Antalya S Tipi Kapalı Cezaevinde tutuklu bulunan şahit Zuhat Özkan SEGBİS ile duruşmaya katıldı. Mahkeme liderinin suçlamaları sayması sırasında Özkan “Bu ne içindir tam olarak anlamadım” diyerek, karşılık verdi. Mahkeme lideri tekrar suçlamaları okudu. Malazgirt’te esnaf olduğunu söyleyen Özkan, “IŞİD’in insanlık kabahatlerine karşı yapılan aktifliğe katıldım. Yürüyüş vardı, polisler üstümüze saldırdılar. İsmini saydınız beşerlerle alakam yoktur. Onların bir yönlendirmesi yoktur. Bir vatandaş olarak IŞİD’i protesto ettim, bugün de IŞİD’i protesto ediyorum” dedi. Mahkeme liderinin “Kendi isteğinle mı katıldın?” sorusuna Özkan, “Kendi isteğimle katıldım” diye karşılık verdi.
“Tutuklananların hepsine birebir tabir verdirilmiş”
2014 tarihinde “tehditlerle aksiyona katıldığına” dair beyanının mahkeme lideri tarafından okuması üzerine de Özkan, “Onu polis kendisi yazdı, birçok kişi de birebir tabirler vardı. O denli bir şey yok, kimse konutumuza gelmedi. O söz bana ilişkin değildir. O periyotta Muş Cezaevine götürüldüm. Benimle birlikte tutuklananların hepsine tıpkı tabir verdirilmiş. Patnos’ta yargılanırken, tıpkı ifadeyi verdim. Sözüm de çelişki yok” diye belirtti.

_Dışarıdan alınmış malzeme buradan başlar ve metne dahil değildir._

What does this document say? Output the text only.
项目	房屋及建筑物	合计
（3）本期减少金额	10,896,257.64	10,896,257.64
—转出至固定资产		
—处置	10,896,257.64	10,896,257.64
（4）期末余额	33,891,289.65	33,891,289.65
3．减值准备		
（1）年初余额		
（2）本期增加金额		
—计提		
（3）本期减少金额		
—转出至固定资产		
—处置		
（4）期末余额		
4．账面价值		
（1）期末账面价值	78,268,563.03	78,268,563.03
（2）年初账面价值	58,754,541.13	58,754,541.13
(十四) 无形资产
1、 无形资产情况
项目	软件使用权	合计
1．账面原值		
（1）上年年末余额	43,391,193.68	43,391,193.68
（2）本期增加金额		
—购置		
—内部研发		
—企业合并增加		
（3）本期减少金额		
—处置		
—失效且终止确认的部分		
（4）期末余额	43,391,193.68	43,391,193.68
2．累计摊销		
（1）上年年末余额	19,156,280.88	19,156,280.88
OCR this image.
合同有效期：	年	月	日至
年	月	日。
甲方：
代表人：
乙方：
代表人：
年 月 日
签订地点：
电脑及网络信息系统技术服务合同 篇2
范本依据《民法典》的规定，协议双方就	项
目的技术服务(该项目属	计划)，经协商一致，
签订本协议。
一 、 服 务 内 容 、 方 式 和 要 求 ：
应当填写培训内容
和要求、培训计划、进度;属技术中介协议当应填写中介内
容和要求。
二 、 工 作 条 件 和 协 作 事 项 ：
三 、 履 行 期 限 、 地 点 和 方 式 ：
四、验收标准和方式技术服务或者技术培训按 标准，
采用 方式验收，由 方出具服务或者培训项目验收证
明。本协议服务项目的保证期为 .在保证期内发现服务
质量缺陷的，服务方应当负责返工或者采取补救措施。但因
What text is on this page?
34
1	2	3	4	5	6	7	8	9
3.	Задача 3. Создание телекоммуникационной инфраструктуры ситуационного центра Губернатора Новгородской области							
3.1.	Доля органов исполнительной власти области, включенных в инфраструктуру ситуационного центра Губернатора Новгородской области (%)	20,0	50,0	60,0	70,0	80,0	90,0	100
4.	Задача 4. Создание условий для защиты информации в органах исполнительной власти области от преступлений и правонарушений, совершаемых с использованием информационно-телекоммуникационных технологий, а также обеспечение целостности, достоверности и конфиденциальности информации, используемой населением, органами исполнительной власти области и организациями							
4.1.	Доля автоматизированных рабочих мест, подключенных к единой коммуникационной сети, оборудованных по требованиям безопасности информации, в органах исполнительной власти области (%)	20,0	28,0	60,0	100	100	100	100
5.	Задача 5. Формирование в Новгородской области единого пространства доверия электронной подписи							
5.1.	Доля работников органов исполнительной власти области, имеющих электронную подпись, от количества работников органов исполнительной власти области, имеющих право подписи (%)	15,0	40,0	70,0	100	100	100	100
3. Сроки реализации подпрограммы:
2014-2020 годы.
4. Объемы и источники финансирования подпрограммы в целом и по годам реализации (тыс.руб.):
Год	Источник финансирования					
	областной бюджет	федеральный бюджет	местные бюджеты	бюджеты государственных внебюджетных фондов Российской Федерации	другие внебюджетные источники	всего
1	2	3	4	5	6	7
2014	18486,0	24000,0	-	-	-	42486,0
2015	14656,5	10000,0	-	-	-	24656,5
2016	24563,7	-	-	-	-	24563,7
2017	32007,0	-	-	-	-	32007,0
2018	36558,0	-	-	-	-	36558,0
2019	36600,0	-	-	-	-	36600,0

“Kalabalık vardı ve ben de gidip katıldım”
Van F Tipi Yüksek Güvenlikli Cezaevi’nden SEGBİS ile bağlanan şahit Mehmet Sayılgan da “Beni bu mahkemeye neden çağırdınız?” diye sordu. Kürtçe söz veren Sayılgan, “6-8 Ekim olaylarına katıldım, davam sonuçlandı ve ceza aldım. Saydığınız şahıslarla alakam yoktur. Bu soruları neden bana sorduğunuzu anlamıyorum” diye belirtti. Mahkeme liderinin “6-8 Ekim olaylarına nasıl katıldın” sorusuna karşılık veren Sayılgan, “Konutumun kapısının önünde kalabalık vardı ve ben de gidip katıldım” dedi. Mahkeme lideri 2014 tarihinde emniyette “Toplumsal medyadan öğrendim, ben de yürüyüşe katıldım” halindeki beyanını okuyarak, “Bu hangi toplumsal medyaydı, kendi isteğinizle mı katıldınız?” diye sordu. Sayılgan, “1 Kasım olayları için söyledim. Yürüyüşe katıldım ve meskenime gittim” halinde konuştu.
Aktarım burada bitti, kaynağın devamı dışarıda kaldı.